Julie reached out to us after seeing both her niece and her sister join our program and triumph over their eating habits and gaining control of their health and fitness. Even though, on our initial consultation, Julie said “…I am ready to learn how to be healthy and to live life out in a way that isn’t obsessed with my eating habits or my weight…” it still took some time for Julie to get to that point.
Success by many is defined by the number on the scale. To Julie, that is the way things started out. While she did lose 5 lbs, 7.2% BF, 7″ from waist and hips; all very respectable changes. What Julie gained in her self confidence, self discovery and motivational self talk were the real “wins”. Here’s what Julie had to say.
In the fall of 2016 I was training for a half-marathon and my weight was not moving. If anything, at that point in my life, I felt frumpy and frustrated. I was about to turn 50 and did not believe that my view of myself would ever change. Growing up I always had body image issues, but I didn’t realize how deeply rooted they were until I started working with Adam at Copper State FIT.
I heard about these amazing results that my niece had (with CSF) through her pregnancy with her 2nd child. Instead of gaining our family “standard” of at least 50 lbs. she had been disciplined and was “learning how to eat right” only gaining 26.
Then there was my sister, Laurie. Laurie had run into numerous issues from her thyroid to metabolism breakdown and now she was raving about this program and all that she had learned. She was eating more AND losing weight?!
I remember my first phone call… “Sure yeah… ok…?!”. Those were my thoughts. But, there was this tinge of hope that maybe there was a way for me to finally beat the battle. For me, the scale was not budging if anything it was going up. So, why not give it a shot?!
Within the first 2 weeks I was noticing results. Of course, the first place I looked was the scale because that was where I always looked first. Then, I had to get out the tape measure (part of the process) and record my inches. I was TERRIFIED the first time. I remember feeling ashamed. Then, when it was time for my next check in call, I took my measurements and I was SO surprised at what I saw that I asked my husband to remeasure me. He did, and I cried! Inches were falling off and it didn’t make sense to me. I couldn’t accept that I was eating more and losing inches.
In the beginning I was very successful. I lost a lot but I still couldn’t “see” it. I was fit, but I couldn’t “see” it… not truly “see” it. I still looked in the mirror and saw a distorted view of myself. Then came my first real test. I had a bulging disc and horrible bout of sciatica which took me out of my normal routine. I was not able to do ANY running. Running had been my go-to for over 20 years. I began to spiral downward.

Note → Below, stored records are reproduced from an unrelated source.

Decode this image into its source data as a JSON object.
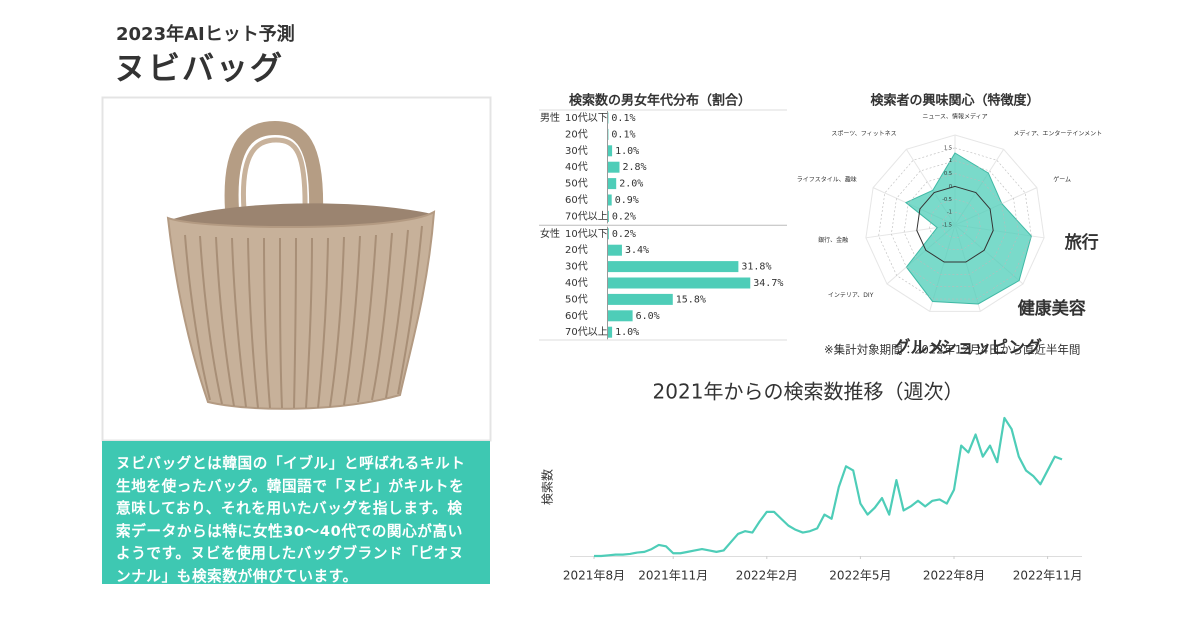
{
  "header": {
    "kicker": "2023年AIヒット予測",
    "title": "ヌビバッグ"
  },
  "description": "ヌビバッグとは韓国の「イブル」と呼ばれるキルト生地を使ったバッグ。韓国語で「ヌビ」がキルトを意味しており、それを用いたバッグを指します。検索データからは特に女性30〜40代での関心が高いようです。ヌビを使用したバッグブランド「ピオヌンナル」も検索数が伸びています。",
  "note": "※集計対象期間：2022年12月4日から直近半年間",
  "chart_data": [
    {
      "type": "bar",
      "orientation": "horizontal",
      "title": "検索数の男女年代分布（割合）",
      "categories": [
        "10代以下",
        "20代",
        "30代",
        "40代",
        "50代",
        "60代",
        "70代以上"
      ],
      "series": [
        {
          "name": "男性",
          "color": "#4ecdb8",
          "values": [
            0.1,
            0.1,
            1.0,
            2.8,
            2.0,
            0.9,
            0.2
          ],
          "value_labels": [
            "0.1%",
            "0.1%",
            "1.0%",
            "2.8%",
            "2.0%",
            "0.9%",
            "0.2%"
          ]
        },
        {
          "name": "女性",
          "color": "#4ecdb8",
          "values": [
            0.2,
            3.4,
            31.8,
            34.7,
            15.8,
            6.0,
            1.0
          ],
          "value_labels": [
            "0.2%",
            "3.4%",
            "31.8%",
            "34.7%",
            "15.8%",
            "6.0%",
            "1.0%"
          ]
        }
      ],
      "xlim": [
        0,
        40
      ]
    },
    {
      "type": "radar",
      "title": "検索者の興味関心（特徴度）",
      "categories": [
        "ニュース、情報メディア",
        "メディア、エンターテインメント",
        "ゲーム",
        "旅行",
        "健康美容",
        "ショッピング",
        "グルメ",
        "インテリア、DIY",
        "銀行、金融",
        "ライフスタイル、趣味",
        "スポーツ、フィットネス"
      ],
      "values": [
        1.3,
        0.9,
        0.5,
        1.5,
        1.8,
        1.7,
        1.6,
        1.0,
        -0.8,
        0.6,
        0.1
      ],
      "highlight": [
        false,
        false,
        false,
        true,
        true,
        true,
        true,
        false,
        false,
        false,
        false
      ],
      "color": "#4ecdb8",
      "rlim": [
        -1.5,
        2
      ],
      "rticks": [
        -1.5,
        -1,
        -0.5,
        0,
        0.5,
        1,
        1.5
      ]
    },
    {
      "type": "line",
      "title": "2021年からの検索数推移（週次）",
      "y_label": "検索数",
      "color": "#4ecdb8",
      "values": [
        0,
        0,
        0.5,
        1,
        1,
        1.5,
        2.5,
        3,
        5,
        8,
        7,
        2,
        2,
        3,
        4,
        5,
        4,
        3,
        4,
        10,
        16,
        18,
        17,
        25,
        32,
        32,
        27,
        22,
        19,
        17,
        18,
        20,
        30,
        27,
        50,
        65,
        62,
        38,
        30,
        35,
        42,
        30,
        55,
        33,
        36,
        40,
        36,
        40,
        41,
        38,
        48,
        80,
        75,
        88,
        72,
        80,
        68,
        100,
        92,
        72,
        62,
        58,
        52,
        62,
        72,
        70
      ],
      "xlim": [
        0,
        65
      ],
      "ylim": [
        0,
        100
      ],
      "xticks": [
        {
          "value": 0,
          "label": "2021年8月"
        },
        {
          "value": 11,
          "label": "2021年11月"
        },
        {
          "value": 24,
          "label": "2022年2月"
        },
        {
          "value": 37,
          "label": "2022年5月"
        },
        {
          "value": 50,
          "label": "2022年8月"
        },
        {
          "value": 63,
          "label": "2022年11月"
        }
      ]
    }
  ]
}
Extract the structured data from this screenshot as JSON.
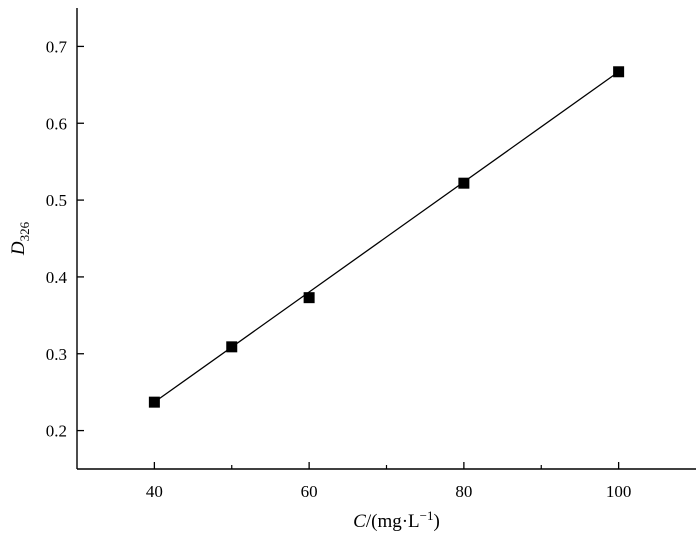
{
  "chart_data": {
    "type": "scatter",
    "xlim": [
      30,
      110
    ],
    "ylim": [
      0.15,
      0.75
    ],
    "x_ticks": [
      40,
      60,
      80,
      100
    ],
    "x_tick_labels": [
      "40",
      "60",
      "80",
      "100"
    ],
    "x_minor_ticks": [
      50,
      70,
      90
    ],
    "y_ticks": [
      0.2,
      0.3,
      0.4,
      0.5,
      0.6,
      0.7
    ],
    "y_tick_labels": [
      "0.2",
      "0.3",
      "0.4",
      "0.5",
      "0.6",
      "0.7"
    ],
    "xlabel": {
      "var": "C",
      "text": "/(mg·L",
      "sup": "−1",
      "close": ")"
    },
    "ylabel": {
      "var": "D",
      "sub": "326"
    },
    "grid": false,
    "series": [
      {
        "x": [
          40,
          50,
          60,
          80,
          100
        ],
        "y": [
          0.237,
          0.309,
          0.373,
          0.522,
          0.667
        ],
        "marker": "square",
        "color": "#000000",
        "fit_line": true
      }
    ]
  }
}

Adam would tell me; “Julie, focus on what you CAN control rather than what you CANNOT”. But, I would make excuses and chose to do nothing. And eating? I made excuses for the food choices as well. I always had a reason (excuse) why, I “could not” follow the plan. On my weekly calls, I would make excuses for myself, and the scale and inches began to go back up. I was frustrated. How was I going to be a fit, fabulous fifty-year-old? I stayed with Adam, not willing to let go. And, just like the awesome coach he is, he didn’t let go either.
Fast forward to January 2018. At the start of the year I truly felt that I needed a reset and I got one. The blinders were ripped from my eyes while watching a documentary on eating disorders. One lady they featured was fit, beautiful, not too skinny. When asked to draw an outline of herself, she drew someone close to double her size. I saw myself in her. That was me! EVERYONE had always told me that I was smaller than I saw. I wore clothing that didn’t fit because I saw myself as the “big boned” girl. I couldn’t believe what she saw. Yet, that was exactly how I felt and that is where the shift began to happen.
I was beginning to realize that my relationship with food and my body image had been really messed up since I was young. I saw the truth of my tendencies. In the past, I did whatever ever I could to “rid” myself of overeating. I saw my unhealthy relationship with food, the scale and my body image. That was the beginning of what was an awakening for me. Seeing the truth was very hard. Lots of tears were shed. Lots of emotional unpeeling. What was so great was that this was the beginning of the shift. The place I needed to get to too awaken to the truth!
The truth is; I am PERSONALLY RESPONSIBLE for the outcome. Whatever it is – I CAN choose to do what it takes to get there. Through Adam’s coaching I learned the skills and discovered the tools I needed to have the confidence in myself. I finally understand “the process”. I understand the importance of eating whole foods, adequate protein, carbs, fats and fiber in my diet. I understand that the scale is not the devil, nor is it the answer. It is just a tool that I can use on my journey.
The truth (for me) is more than just the measurements, or the way my clothes fit. It’s the health of my skin, hair and nails. The truth is in the belief confidence in MYSELF because I am the one to look at myself in the mirror and hold myself personally responsible.